In this paper, we have presented a study related to multi-objective Big Data optimization. Our goal has been twofold: first, we have extended the jMetalSP framework (which combines jMetal and Spark) in such a way that jMetal metaheuristics can make use of the Apache Spark distributed computing features almost transparently; second, we have studied the performance of running a metaheuristic based in our parallel scheme on three scenarios: parallel computation, parallel data access, and a combination of both. We have carried out experiments to measure the performance of the proposed parallel infrastructure in an environment based on virtual machines in a local cluster composed of up to 100 cores.

The results lead us to get interesting conclusions about computational effort and to propose guidelines when facing Big Data optimization problems:

  • Our approach is able to obtain actual reductions in computing time from more than a week to just half a day, when addressing complex and time consuming optimization tasks. This performance has been obtained in the scope of an in-house (virtualized) computational environment with limited resources.
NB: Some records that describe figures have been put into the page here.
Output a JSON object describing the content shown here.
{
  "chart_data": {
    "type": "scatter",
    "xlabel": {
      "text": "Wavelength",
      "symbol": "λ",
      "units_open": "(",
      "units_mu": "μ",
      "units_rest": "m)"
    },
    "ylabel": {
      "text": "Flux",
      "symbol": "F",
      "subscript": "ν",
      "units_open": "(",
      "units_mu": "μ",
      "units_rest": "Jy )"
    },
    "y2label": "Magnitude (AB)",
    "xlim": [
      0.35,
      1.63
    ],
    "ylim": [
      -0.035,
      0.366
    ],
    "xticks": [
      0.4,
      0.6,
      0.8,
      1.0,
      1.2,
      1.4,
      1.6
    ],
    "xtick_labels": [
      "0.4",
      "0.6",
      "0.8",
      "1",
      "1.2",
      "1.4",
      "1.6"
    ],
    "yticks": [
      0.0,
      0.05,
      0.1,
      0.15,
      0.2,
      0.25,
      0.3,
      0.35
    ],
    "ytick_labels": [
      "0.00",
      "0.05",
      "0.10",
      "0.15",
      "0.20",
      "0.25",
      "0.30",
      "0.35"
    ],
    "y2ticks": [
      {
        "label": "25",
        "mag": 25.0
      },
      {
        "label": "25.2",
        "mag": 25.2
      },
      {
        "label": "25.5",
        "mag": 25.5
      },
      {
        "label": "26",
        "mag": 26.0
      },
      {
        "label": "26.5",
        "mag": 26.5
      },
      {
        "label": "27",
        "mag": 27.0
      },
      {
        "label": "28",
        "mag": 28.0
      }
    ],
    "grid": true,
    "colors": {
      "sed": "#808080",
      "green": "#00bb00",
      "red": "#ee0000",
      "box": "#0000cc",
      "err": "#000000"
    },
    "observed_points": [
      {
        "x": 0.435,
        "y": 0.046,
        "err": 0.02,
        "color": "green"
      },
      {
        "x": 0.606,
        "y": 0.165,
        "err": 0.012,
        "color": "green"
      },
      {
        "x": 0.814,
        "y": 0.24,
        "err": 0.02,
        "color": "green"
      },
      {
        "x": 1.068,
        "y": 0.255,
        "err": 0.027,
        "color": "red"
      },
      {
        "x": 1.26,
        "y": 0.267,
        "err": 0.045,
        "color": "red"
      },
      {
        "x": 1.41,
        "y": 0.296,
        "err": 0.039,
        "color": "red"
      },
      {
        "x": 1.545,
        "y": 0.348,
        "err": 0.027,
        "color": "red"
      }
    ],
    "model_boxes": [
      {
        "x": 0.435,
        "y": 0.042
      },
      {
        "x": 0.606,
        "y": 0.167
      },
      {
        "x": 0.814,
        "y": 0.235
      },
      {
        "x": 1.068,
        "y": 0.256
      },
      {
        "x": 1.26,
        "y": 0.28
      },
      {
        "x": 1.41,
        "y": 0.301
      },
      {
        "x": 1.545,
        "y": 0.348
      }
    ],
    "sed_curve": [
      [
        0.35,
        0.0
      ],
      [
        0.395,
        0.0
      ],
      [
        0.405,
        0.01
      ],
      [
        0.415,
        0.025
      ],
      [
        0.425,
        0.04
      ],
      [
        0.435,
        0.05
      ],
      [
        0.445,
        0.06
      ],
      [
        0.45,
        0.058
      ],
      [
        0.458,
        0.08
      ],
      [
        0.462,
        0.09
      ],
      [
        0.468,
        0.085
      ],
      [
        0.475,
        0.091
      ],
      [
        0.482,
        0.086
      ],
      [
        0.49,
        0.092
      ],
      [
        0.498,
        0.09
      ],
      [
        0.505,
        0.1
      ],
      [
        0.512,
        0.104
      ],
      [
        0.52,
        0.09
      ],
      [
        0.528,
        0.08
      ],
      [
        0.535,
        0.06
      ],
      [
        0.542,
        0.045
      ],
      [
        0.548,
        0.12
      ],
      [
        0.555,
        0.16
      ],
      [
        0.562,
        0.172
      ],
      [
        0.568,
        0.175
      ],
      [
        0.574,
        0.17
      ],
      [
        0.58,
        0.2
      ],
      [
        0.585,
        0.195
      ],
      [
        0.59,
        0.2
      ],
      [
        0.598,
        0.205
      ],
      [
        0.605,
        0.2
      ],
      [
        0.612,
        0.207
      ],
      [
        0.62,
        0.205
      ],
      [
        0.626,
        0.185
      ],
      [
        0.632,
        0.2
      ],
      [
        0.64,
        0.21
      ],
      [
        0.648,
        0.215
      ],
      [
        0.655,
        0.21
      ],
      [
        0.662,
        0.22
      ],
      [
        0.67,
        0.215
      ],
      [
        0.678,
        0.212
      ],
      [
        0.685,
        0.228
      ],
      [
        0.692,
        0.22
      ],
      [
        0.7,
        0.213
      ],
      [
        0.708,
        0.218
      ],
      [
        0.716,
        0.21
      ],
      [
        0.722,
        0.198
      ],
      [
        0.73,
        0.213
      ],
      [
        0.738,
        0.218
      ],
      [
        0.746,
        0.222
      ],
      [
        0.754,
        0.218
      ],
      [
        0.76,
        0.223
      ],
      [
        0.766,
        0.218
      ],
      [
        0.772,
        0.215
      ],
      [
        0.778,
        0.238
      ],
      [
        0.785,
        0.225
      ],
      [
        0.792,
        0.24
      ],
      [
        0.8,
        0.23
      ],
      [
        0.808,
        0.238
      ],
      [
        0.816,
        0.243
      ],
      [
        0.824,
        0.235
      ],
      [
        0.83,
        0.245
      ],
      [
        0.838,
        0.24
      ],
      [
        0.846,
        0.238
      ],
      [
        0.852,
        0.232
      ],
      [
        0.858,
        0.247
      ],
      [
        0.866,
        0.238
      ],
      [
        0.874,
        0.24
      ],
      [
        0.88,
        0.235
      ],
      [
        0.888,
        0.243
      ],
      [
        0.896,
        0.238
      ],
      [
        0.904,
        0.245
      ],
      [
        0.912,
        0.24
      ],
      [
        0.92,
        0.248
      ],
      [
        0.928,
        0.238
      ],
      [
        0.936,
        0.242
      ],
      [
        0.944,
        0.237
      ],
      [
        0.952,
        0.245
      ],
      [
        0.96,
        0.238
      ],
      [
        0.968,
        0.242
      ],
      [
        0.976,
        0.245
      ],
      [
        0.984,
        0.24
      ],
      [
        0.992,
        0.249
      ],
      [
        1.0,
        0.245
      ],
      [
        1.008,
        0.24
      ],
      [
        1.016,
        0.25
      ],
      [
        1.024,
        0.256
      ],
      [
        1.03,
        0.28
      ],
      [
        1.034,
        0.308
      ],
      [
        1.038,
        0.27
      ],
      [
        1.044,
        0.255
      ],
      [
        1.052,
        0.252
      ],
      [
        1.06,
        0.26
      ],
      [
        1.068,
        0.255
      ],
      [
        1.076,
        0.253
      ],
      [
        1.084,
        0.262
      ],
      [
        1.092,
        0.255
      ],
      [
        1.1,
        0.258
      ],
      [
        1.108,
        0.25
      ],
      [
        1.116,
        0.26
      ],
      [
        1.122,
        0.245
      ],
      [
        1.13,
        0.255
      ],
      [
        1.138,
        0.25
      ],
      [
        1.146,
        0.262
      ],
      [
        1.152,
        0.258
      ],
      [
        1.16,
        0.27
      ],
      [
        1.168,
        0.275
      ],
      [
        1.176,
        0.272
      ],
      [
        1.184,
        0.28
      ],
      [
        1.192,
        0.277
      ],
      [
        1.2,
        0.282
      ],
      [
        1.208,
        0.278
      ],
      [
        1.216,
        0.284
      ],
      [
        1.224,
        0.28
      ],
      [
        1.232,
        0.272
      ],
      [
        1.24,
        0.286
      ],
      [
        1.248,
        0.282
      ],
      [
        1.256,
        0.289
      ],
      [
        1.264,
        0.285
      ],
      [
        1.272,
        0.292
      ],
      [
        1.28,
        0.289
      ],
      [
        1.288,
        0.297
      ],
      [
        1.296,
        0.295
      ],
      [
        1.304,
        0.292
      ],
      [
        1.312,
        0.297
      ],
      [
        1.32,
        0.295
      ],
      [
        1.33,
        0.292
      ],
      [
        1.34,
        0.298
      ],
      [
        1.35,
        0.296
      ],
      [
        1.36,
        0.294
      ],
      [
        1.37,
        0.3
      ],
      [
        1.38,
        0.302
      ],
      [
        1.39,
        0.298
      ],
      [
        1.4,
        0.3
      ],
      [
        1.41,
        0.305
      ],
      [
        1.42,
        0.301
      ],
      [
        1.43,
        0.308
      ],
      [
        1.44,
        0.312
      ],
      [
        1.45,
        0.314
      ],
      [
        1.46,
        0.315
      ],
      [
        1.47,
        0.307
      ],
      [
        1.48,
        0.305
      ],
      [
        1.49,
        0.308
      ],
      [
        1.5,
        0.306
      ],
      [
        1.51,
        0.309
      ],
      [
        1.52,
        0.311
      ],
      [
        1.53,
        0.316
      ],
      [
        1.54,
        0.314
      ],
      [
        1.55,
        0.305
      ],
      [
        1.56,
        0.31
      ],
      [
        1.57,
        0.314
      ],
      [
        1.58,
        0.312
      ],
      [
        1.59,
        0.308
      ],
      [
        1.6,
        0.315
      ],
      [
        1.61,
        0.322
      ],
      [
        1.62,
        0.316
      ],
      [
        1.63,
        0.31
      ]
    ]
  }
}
  • In those experiments where we only focused on data management, without spending extra computational effort on evaluating the solutions, the overall performance of the parallel model is usually impaired when using a large number of nodes (more than 50), because of the network overhead and the increasing data transfer between nodes.

  • A noteworthy trade-off between performance and resource requirements is obtained with a configuration of jMetalSP in the range of 50 to 100 cores.

As for future work, we plan to evaluate the performance of our proposal in the context of public in-cloud environments, with the aim of studying whether a different behavior in the optimization of Big Data problems is observed in these kinds of environments (compared with virtualized), or not. As a second line of future work, we intend to use the available optimization algorithms in jMetalSP to deal with real-world complex and data intensive optimization problems.